Dermatologist: "Acne in adults has reached epidemic level". What factors trigger it and how it can be treated effectively

Dermatologist: "Acne in adults has reached epidemic level". What factors trigger it and how it can be treated effectively

Not only do teens face blackheads and blackheads. Acne is becoming more and more common in adults, according to a recent study that revealed that more than a quarter of 40-year-olds and 15% of 50-year-olds face this problem.

Acne occurs when sebum combines with dead skin cells and blocks pores. As with adolescents, hormones are also responsible for the appearance of acne at maturity. Testosterone triggers excess sebum production, and as we get older our body produces less estrogen to counterbalance testosterone production.

"Adult acne has reached epidemic level. Stress can cause and aggravate acne, ”says Dr. Stefanie Williams, dermatologist. There are, however, other, less known causes:


Oily hair shampoos and conditioners reach the forehead, shoulders and back causing acne.
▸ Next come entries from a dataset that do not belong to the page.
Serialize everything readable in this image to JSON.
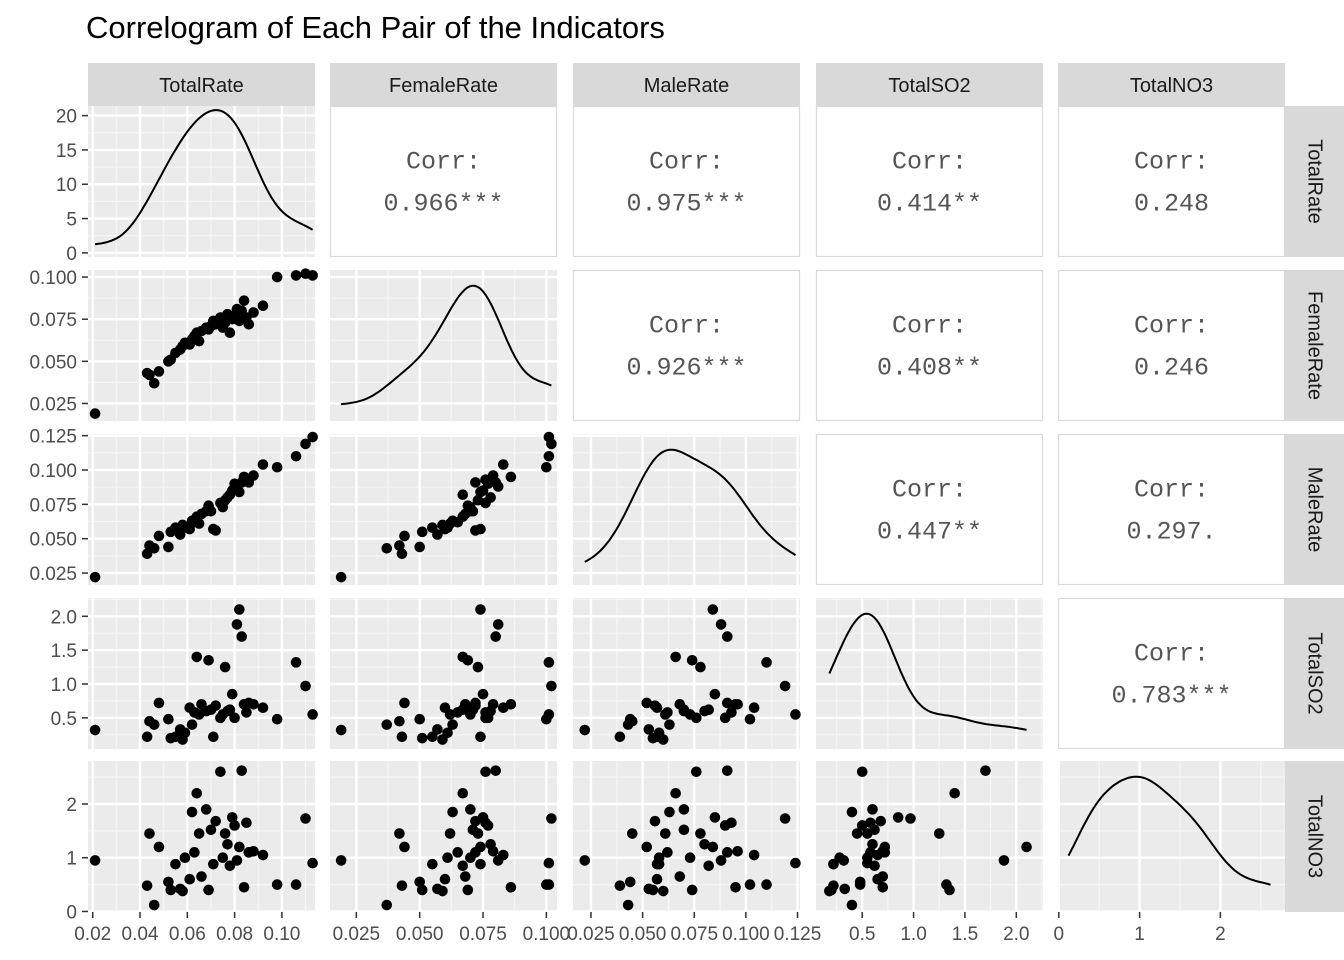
{
  "chart_data": {
    "type": "scatter",
    "title": "Correlogram of Each Pair of the Indicators",
    "variables": [
      "TotalRate",
      "FemaleRate",
      "MaleRate",
      "TotalSO2",
      "TotalNO3"
    ],
    "corr_label": "Corr:",
    "correlations": [
      {
        "row": "TotalRate",
        "col": "FemaleRate",
        "text": "0.966***"
      },
      {
        "row": "TotalRate",
        "col": "MaleRate",
        "text": "0.975***"
      },
      {
        "row": "TotalRate",
        "col": "TotalSO2",
        "text": "0.414**"
      },
      {
        "row": "TotalRate",
        "col": "TotalNO3",
        "text": "0.248"
      },
      {
        "row": "FemaleRate",
        "col": "MaleRate",
        "text": "0.926***"
      },
      {
        "row": "FemaleRate",
        "col": "TotalSO2",
        "text": "0.408**"
      },
      {
        "row": "FemaleRate",
        "col": "TotalNO3",
        "text": "0.246"
      },
      {
        "row": "MaleRate",
        "col": "TotalSO2",
        "text": "0.447**"
      },
      {
        "row": "MaleRate",
        "col": "TotalNO3",
        "text": "0.297."
      },
      {
        "row": "TotalSO2",
        "col": "TotalNO3",
        "text": "0.783***"
      }
    ],
    "x_axis": {
      "TotalRate": {
        "range": [
          0.018,
          0.114
        ],
        "ticks": [
          0.02,
          0.04,
          0.06,
          0.08,
          0.1
        ],
        "labels": [
          "0.02",
          "0.04",
          "0.06",
          "0.08",
          "0.10"
        ]
      },
      "FemaleRate": {
        "range": [
          0.0146,
          0.1042
        ],
        "ticks": [
          0.025,
          0.05,
          0.075,
          0.1
        ],
        "labels": [
          "0.025",
          "0.050",
          "0.075",
          "0.100"
        ]
      },
      "MaleRate": {
        "range": [
          0.0163,
          0.1262
        ],
        "ticks": [
          0.025,
          0.05,
          0.075,
          0.1,
          0.125
        ],
        "labels": [
          "0.025",
          "0.050",
          "0.075",
          "0.100",
          "0.125"
        ]
      },
      "TotalSO2": {
        "range": [
          0.05,
          2.26
        ],
        "ticks": [
          0.5,
          1.0,
          1.5,
          2.0
        ],
        "labels": [
          "0.5",
          "1.0",
          "1.5",
          "2.0"
        ]
      },
      "TotalNO3": {
        "range": [
          -0.01,
          2.8
        ],
        "ticks": [
          0,
          1,
          2
        ],
        "labels": [
          "0",
          "1",
          "2"
        ]
      }
    },
    "y_axis": {
      "TotalRate": {
        "range": [
          -0.6,
          21.4
        ],
        "ticks": [
          0,
          5,
          10,
          15,
          20
        ],
        "labels": [
          "0",
          "5",
          "10",
          "15",
          "20"
        ]
      },
      "FemaleRate": {
        "range": [
          0.0146,
          0.1042
        ],
        "ticks": [
          0.025,
          0.05,
          0.075,
          0.1
        ],
        "labels": [
          "0.025",
          "0.050",
          "0.075",
          "0.100"
        ]
      },
      "MaleRate": {
        "range": [
          0.0163,
          0.1262
        ],
        "ticks": [
          0.025,
          0.05,
          0.075,
          0.1,
          0.125
        ],
        "labels": [
          "0.025",
          "0.050",
          "0.075",
          "0.100",
          "0.125"
        ]
      },
      "TotalSO2": {
        "range": [
          0.04,
          2.27
        ],
        "ticks": [
          0.5,
          1.0,
          1.5,
          2.0
        ],
        "labels": [
          "0.5",
          "1.0",
          "1.5",
          "2.0"
        ]
      },
      "TotalNO3": {
        "range": [
          -0.01,
          2.8
        ],
        "ticks": [
          0,
          1,
          2
        ],
        "labels": [
          "0",
          "1",
          "2"
        ]
      }
    },
    "points": {
      "TotalRate": [
        0.021,
        0.043,
        0.044,
        0.046,
        0.048,
        0.052,
        0.053,
        0.055,
        0.057,
        0.058,
        0.059,
        0.061,
        0.062,
        0.063,
        0.064,
        0.065,
        0.066,
        0.068,
        0.069,
        0.07,
        0.071,
        0.072,
        0.074,
        0.075,
        0.076,
        0.077,
        0.078,
        0.079,
        0.08,
        0.081,
        0.082,
        0.083,
        0.084,
        0.085,
        0.086,
        0.088,
        0.092,
        0.098,
        0.106,
        0.11,
        0.113
      ],
      "FemaleRate": [
        0.019,
        0.043,
        0.042,
        0.037,
        0.044,
        0.05,
        0.051,
        0.055,
        0.057,
        0.059,
        0.061,
        0.06,
        0.063,
        0.065,
        0.067,
        0.062,
        0.068,
        0.07,
        0.069,
        0.071,
        0.074,
        0.072,
        0.076,
        0.07,
        0.073,
        0.078,
        0.067,
        0.075,
        0.077,
        0.081,
        0.074,
        0.08,
        0.086,
        0.076,
        0.072,
        0.079,
        0.083,
        0.1,
        0.101,
        0.102,
        0.101
      ],
      "MaleRate": [
        0.022,
        0.039,
        0.045,
        0.043,
        0.052,
        0.044,
        0.055,
        0.058,
        0.053,
        0.06,
        0.058,
        0.057,
        0.063,
        0.062,
        0.066,
        0.061,
        0.068,
        0.07,
        0.074,
        0.07,
        0.057,
        0.056,
        0.076,
        0.073,
        0.078,
        0.08,
        0.082,
        0.085,
        0.09,
        0.088,
        0.084,
        0.091,
        0.095,
        0.093,
        0.091,
        0.096,
        0.104,
        0.102,
        0.11,
        0.119,
        0.124
      ],
      "TotalSO2": [
        0.32,
        0.22,
        0.45,
        0.4,
        0.72,
        0.48,
        0.2,
        0.22,
        0.33,
        0.18,
        0.28,
        0.65,
        0.4,
        0.58,
        1.4,
        0.55,
        0.7,
        0.6,
        1.35,
        0.62,
        0.22,
        0.68,
        0.5,
        0.55,
        1.25,
        0.6,
        0.62,
        0.85,
        0.5,
        1.88,
        2.1,
        1.7,
        0.7,
        0.58,
        0.72,
        0.7,
        0.65,
        0.48,
        1.32,
        0.97,
        0.55
      ],
      "TotalNO3": [
        0.95,
        0.48,
        1.45,
        0.12,
        1.2,
        0.55,
        0.4,
        0.88,
        0.42,
        0.38,
        1.0,
        0.6,
        1.85,
        1.1,
        2.2,
        1.45,
        0.65,
        1.9,
        0.4,
        1.52,
        0.88,
        1.68,
        2.6,
        1.0,
        1.45,
        1.25,
        0.85,
        1.75,
        1.6,
        0.95,
        1.2,
        2.62,
        0.45,
        1.65,
        1.1,
        1.12,
        1.05,
        0.5,
        0.5,
        1.73,
        0.9
      ]
    }
  }
}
These products can also lead to folliculitis. Oily hair styling products can cause the same problems as they reach the skin and block pores.

SOLUTION: Wash your hair at the beginning of the shower, then grab your hair and rinse your face and body well.

"I advise patients to check the labels of their hair products and to avoid those containing ingredients that block pores such as coconut oil," explains the dermatologist.

– Anti-wrinkle creams

"Women today are very concerned about delaying aging and in many cases they do not choose the right anti-wrinkle creams for their skin. Too much fat can block pores and lead to acne, "says Dr. Stefanie Williams

SOLUTION: If you have oily skin, avoid creams that contain oils, especially those with almond oil or grape seed oil.

Beware of pore-blocking ingredients like lanolin and cocoa butter and isostropyl isostearate moisturizing agents and isopropyl myristate.

– Skimmed milk

All types of milk are associated with the appearance of acne, but the skimmed one is the most harmful, according to a recent study.

Women who consume more than two glasses of skimmed milk per day are 22% more likely to develop normal acne and 44% more likely to develop cystic acne.

One explanation is that milk contains hormones and leads to hormonal imbalance in the body. During the process of eliminating fat from milk, estrogen that protects against male testosterone-hormone that causes acne is also removed.

SOLUTION: Opt for almond milk, as it does not contain any hormones. It also adopts a diet high in fiber and low in sugar and pasta.

– You wash your face too often

No matter what type of skin you have, if you wash too often in an attempt to get rid of pimples or blemishes, you risk aggravating things. If you wash too often, it dries your skin and this will produce even more oils to make up for the lost ones and so the acne will worsen.

"Wash your face twice a day for 40-60 seconds," advises dermatologist Rachael Eckel.

If it appears at maturity, other health problems are suspected that can lead to acne.

These include:

  • polycystic ovary syndrome
  • Cushing's syndrome
  • treatment with corticosteroid hormones etc.

Sometimes it appears to bodybuilders or other athletes because of the nutritional supplements that contain steroids, which they administer for increasing physical performance. Although many patients incriminate diet, specialty studies have not shown a clear association between a certain diet and the occurrence of acne.

It is very important to present to the dermatologist at the first signs of acne, for advice advised on the treatments and care products to be used.

Precisely from the wrong perception that acne is an infectious disease, many patients tend to cleanse their face excessively, with aggressive products, which often make the situation worse.

Also, a lot of patience is needed from the patient, as this condition does not heal overnight, but over time. Recurrences may occur and this is not due to the fact that the treatment was not good, but because of the predisposition of the skin to the formation of acne.